Trump's Judicial Nominees Vs. Obama's Show The Confirmation Process Isn't What It Used To Be
In the upcoming days, several of President Trump's federal court nominees will face confirmation votes in the U.S. Senate. These nominees represent just some of the many people Trump has selected to serve as judges in various courts across the country — and he's been getting them confirmed at a breakneck pace. As the president continues to move forward with an ambitious judicial nomination plan, looking at Trump's judicial nominees versus Obama's lends insight into how the nomination and confirmation process has changed under the 45th president.
As HuffPost reported on March 4, so far Trump has nominated — and received confirmation for — over 30 circuit judges, more than 50 district judges, and two Supreme Court justices in just over two years in office. Comparatively, during his eight-year tenure, Obama nominated and confirmed 55 circuit judges, 268 district court judges, and two Supreme Court justices.
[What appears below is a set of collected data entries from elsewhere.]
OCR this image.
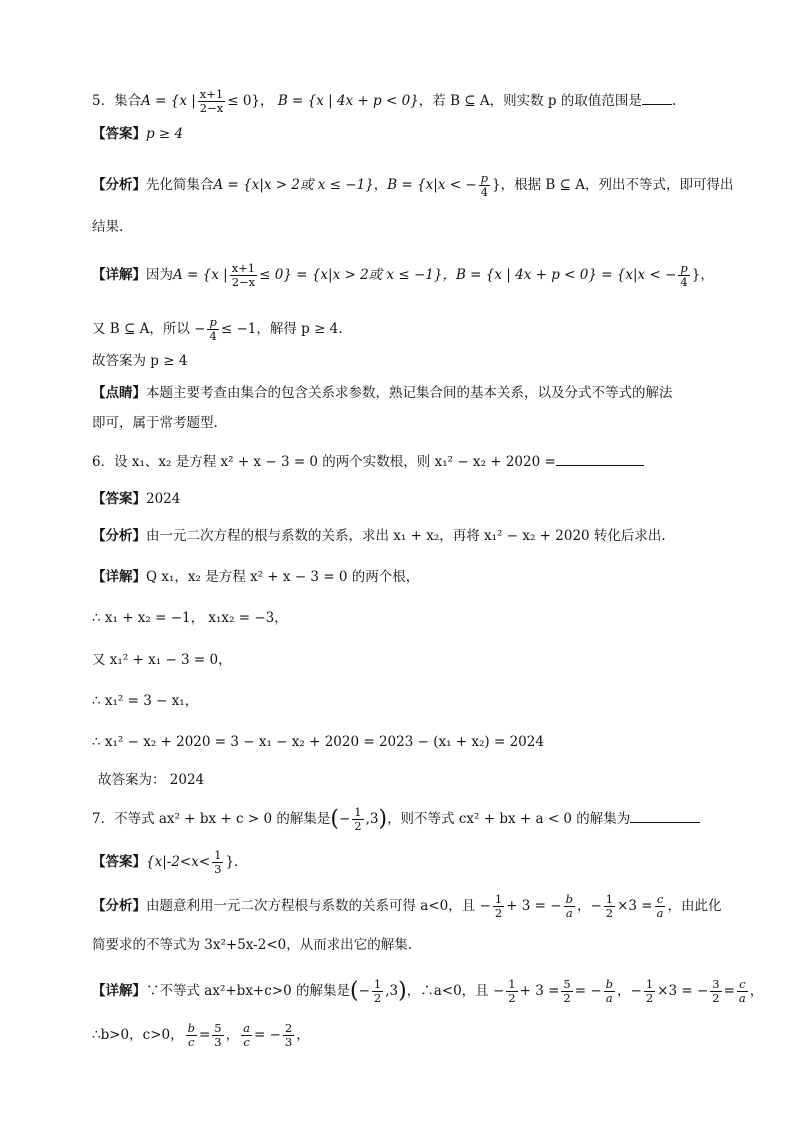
5．集合A = {x | $\frac{x+1}{2-x} \le 0$}， B = {x | 4x + p < 0}，若 B ⊆ A，则实数 p 的取值范围是 .
【答案】p ≥ 4
【分析】先化简集合A = {x|x > 2或 x ≤ −1}，B = {x|x < − $\frac{p}{4}$ }，根据 B ⊆ A，列出不等式，即可得出
结果.
【详解】因为A = {x | $\frac{x+1}{2-x} \le 0\} = \{x|x > 2$或 x ≤ −1}，B = {x | 4x + p < 0} = {x|x < − $\frac{p}{4}$ }，
又 B ⊆ A，所以 − $\frac{p}{4} \le -1$，解得 p ≥ 4.
故答案为 p ≥ 4
【点睛】本题主要考查由集合的包含关系求参数，熟记集合间的基本关系，以及分式不等式的解法
即可，属于常考题型.
6．设 x₁、x₂ 是方程 x² + x − 3 = 0 的两个实数根，则 x₁² − x₂ + 2020 =
【答案】2024
【分析】由一元二次方程的根与系数的关系，求出 x₁ + x₂，再将 x₁² − x₂ + 2020 转化后求出.
【详解】Q x₁，x₂ 是方程 x² + x − 3 = 0 的两个根，
∴ x₁ + x₂ = −1， x₁x₂ = −3，
又 x₁² + x₁ − 3 = 0，
∴ x₁² = 3 − x₁，
∴ x₁² − x₂ + 2020 = 3 − x₁ − x₂ + 2020 = 2023 − (x₁ + x₂) = 2024
故答案为： 2024
7．不等式 ax² + bx + c > 0 的解集是(− $\frac{1}{2} ,3$)，则不等式 cx² + bx + a < 0 的解集为
【答案】{$x|-2<x< \frac{1}{3}$ }.
【分析】由题意利用一元二次方程根与系数的关系可得 a<0，且 − $\frac{1}{2} + 3$ = − $\frac{b}{a}$ ，− $\frac{1}{2} \times 3 = \frac{c}{a}$ ，由此化
简要求的不等式为 3x²+5x-2<0，从而求出它的解集.
【详解】∵不等式 ax²+bx+c>0 的解集是(− $\frac{1}{2} ,3$)，∴a<0，且 − $\frac{1}{2} + 3 = \frac{5}{2}$ = − $\frac{b}{a}$ ，− $\frac{1}{2} \times 3$ = − $\frac{3}{2} = \frac{c}{a}$ ，
∴b>0，c>0， $\frac{b}{c} = \frac{5}{3}$ ， $\frac{a}{c}$ = − $\frac{2}{3}$ ，
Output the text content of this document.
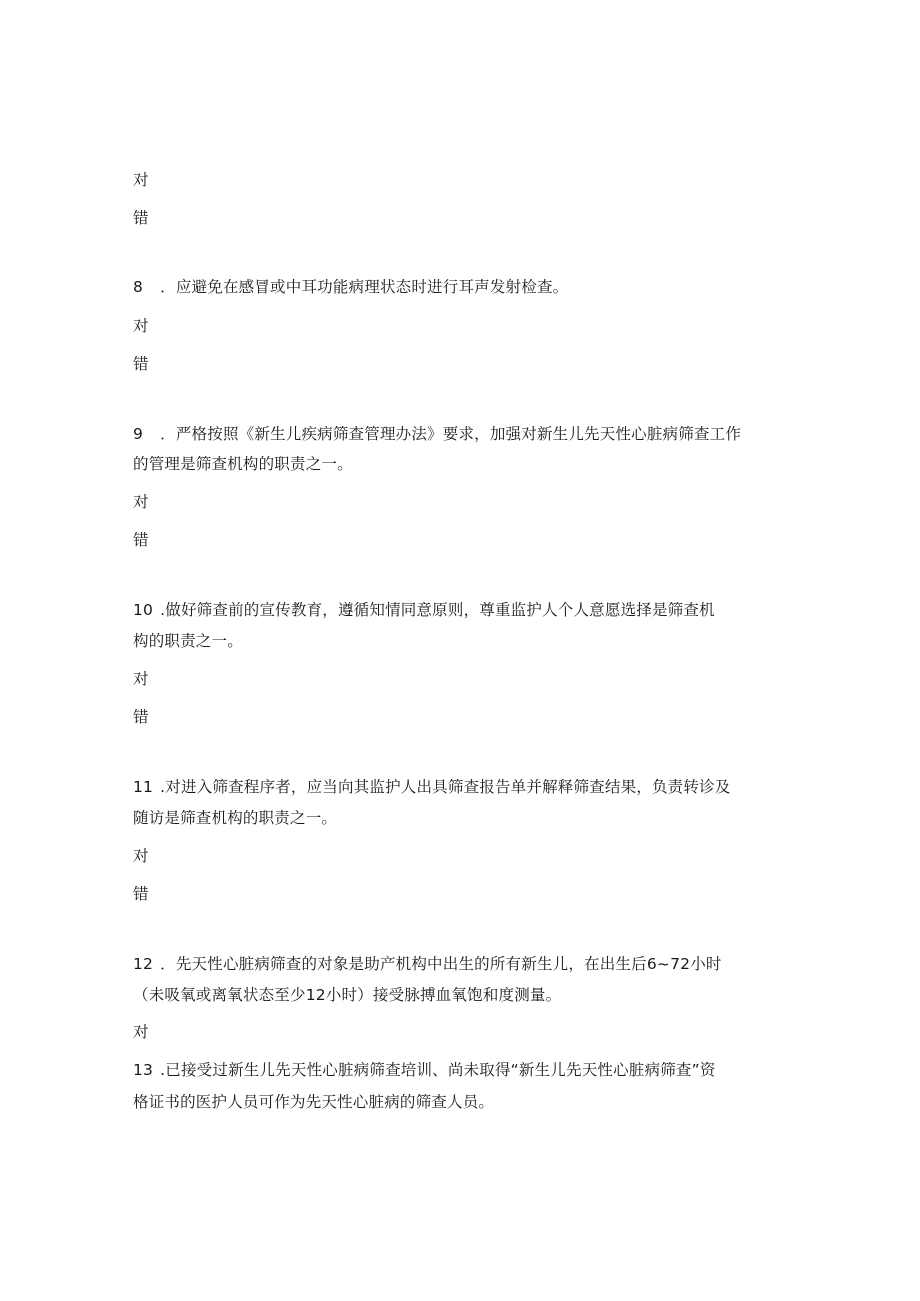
对
错
8 ．应避免在感冒或中耳功能病理状态时进行耳声发射检查。
对
错
9 ．严格按照《新生儿疾病筛查管理办法》要求，加强对新生儿先天性心脏病筛查工作
的管理是筛查机构的职责之一。
对
错
10 .做好筛查前的宣传教育，遵循知情同意原则，尊重监护人个人意愿选择是筛查机
构的职责之一。
对
错
11 .对进入筛查程序者，应当向其监护人出具筛查报告单并解释筛查结果，负责转诊及
随访是筛查机构的职责之一。
对
错
12 ．先天性心脏病筛查的对象是助产机构中出生的所有新生儿，在出生后6~72小时
（未吸氧或离氧状态至少12小时）接受脉搏血氧饱和度测量。
对
13 .已接受过新生儿先天性心脏病筛查培训、尚未取得“新生儿先天性心脏病筛查”资
格证书的医护人员可作为先天性心脏病的筛查人员。
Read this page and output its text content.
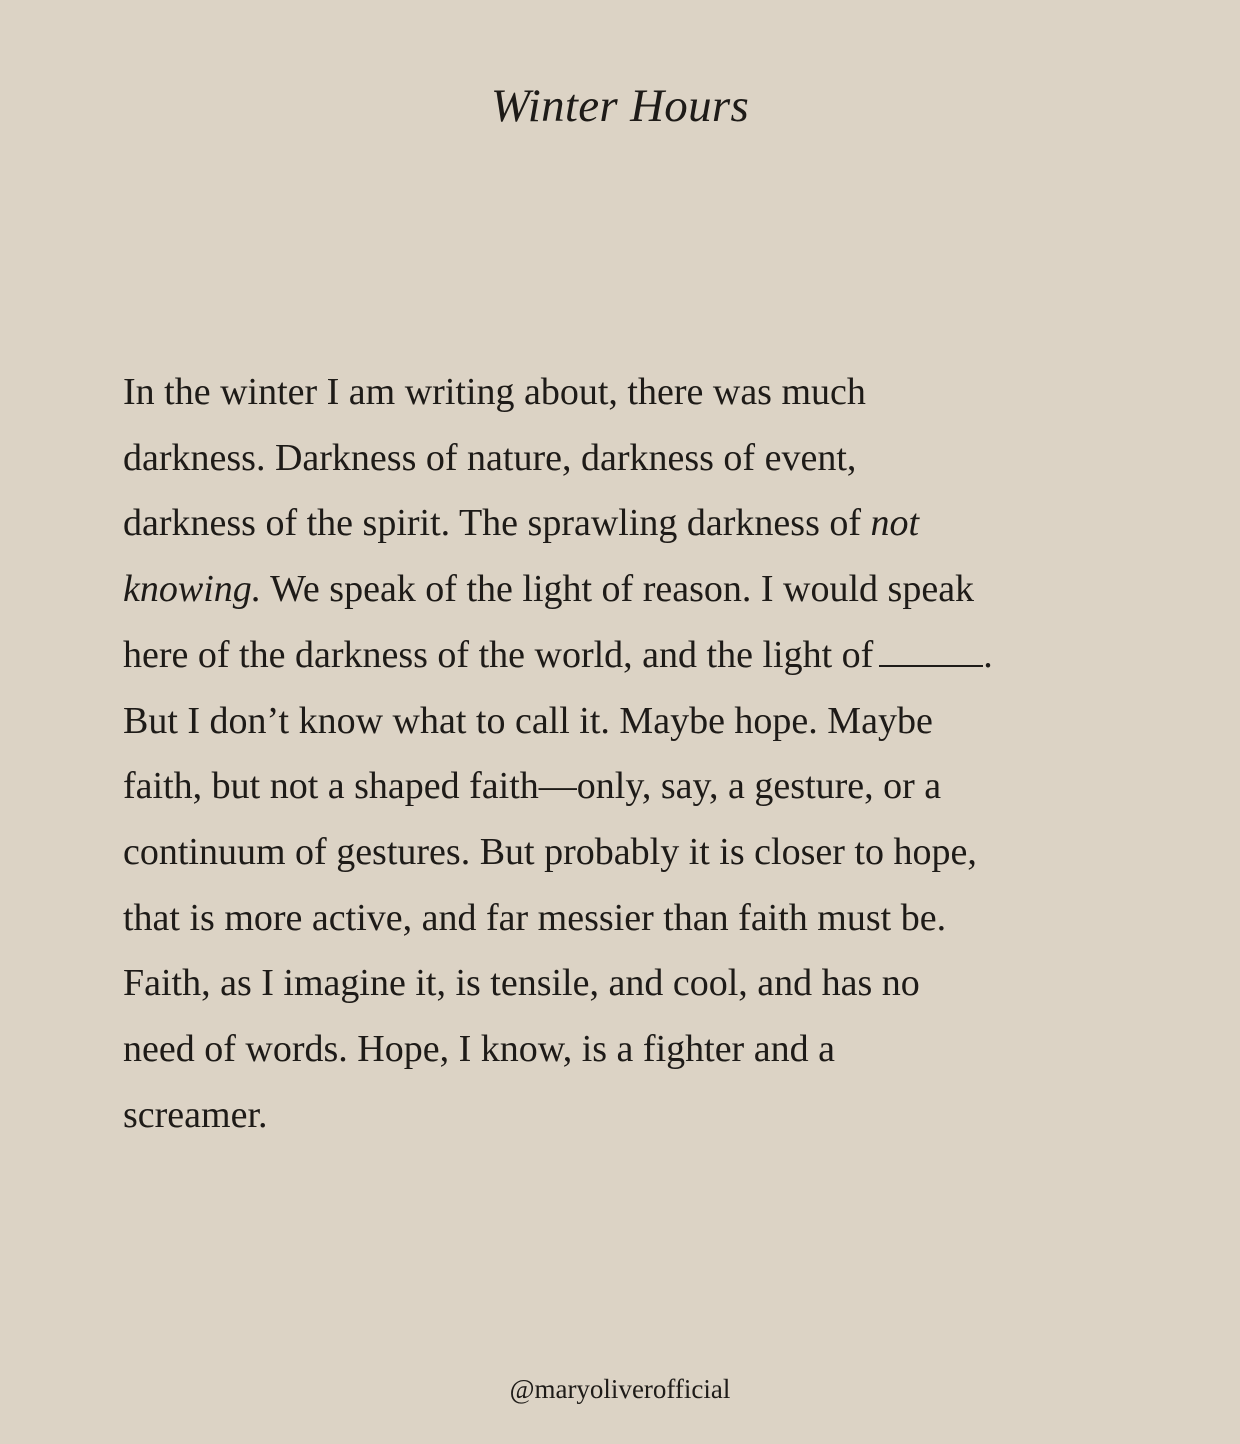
Winter Hours
In the winter I am writing about, there was much
darkness. Darkness of nature, darkness of event,
darkness of the spirit. The sprawling darkness of not
knowing. We speak of the light of reason. I would speak
here of the darkness of the world, and the light of	.
But I don’t know what to call it. Maybe hope. Maybe
faith, but not a shaped faith—only, say, a gesture, or a
continuum of gestures. But probably it is closer to hope,
that is more active, and far messier than faith must be.
Faith, as I imagine it, is tensile, and cool, and has no
need of words. Hope, I know, is a fighter and a
screamer.
@maryoliverofficial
Trump could be on track to outpace Obama with his circuit court confirmations, as he had already reached over half of Obama's total confirmations in eight years in just over two years. Trump's circuit court nominations have been so prolific that, currently, one in six seats on U.S. circuit courts is filled by a judge who was nominated by Trump, HuffPost reported.
Beyond Trump's high rate of nominations and confirmations compared to Obama, his judicial nominees have so far been less diverse than those of the 44th president. As Vox reported in December, 76 percent of the Trump's judicial nominees who had been confirmed at that time were men. NPR also reported in November 2018 that 82 percent of Trump's nominees were white. Comparatively, Vox noted that 41 percent of federal judges confirmed under Obama were women — and NPR added that 63 percent of judges nominated under Obama were white. Vox and HuffPost also reported that Trump's nominees have tended to be slightly younger than Obama's.
In addition to their demographic characteristics, Trump's and Obama's nominees have some other key differences. Some of Trump's nominees were confirmed during recess appointments, or those conducted while the Senate was not in session. As NPR reported, prior to the Trump administration, the Senate had never confirmed judicial nominees during a Senate recess.
Moreover, some of Trump's nominees, unlike Obama's, have also circumvented a traditional home state senator approval process. As the Washington Post reported, traditionally, senators from a judicial nominee's home state are allowed to provide opinions (called blue slips) on nominees or to choose to not return these slips, which is interpreted as a lack of support. As the New York Times reported, Obama never had a nominee confirmed if a home state senator failed to return a blue slip or returned a blue slip with a negative opinion.
However, Trump has already thwarted this traditional Senate process with one of his nominees. In fact, as the Washington Post reported on Feb. 28, Trump nominee Eric Miller was appointed to the Ninth Circuit Court of Appeals, even though neither senator from his home state of Washington submitted a blue slip on his behalf. This is the first time since at least 1979 that the Senate confirmed a judicial nominee who had two unreturned home state blue slips, the paper reported.
Overall, Trump seems to be nominating federal court judges — particularly those at the circuit court level — at a faster pace than Obama, and is getting judges confirmed in unprecedented ways. As the remainder of Trump's term unfolds, you might want to keep tabs on just how many total judicial confirmations he is able to secure compared to Obama and other previous presidents.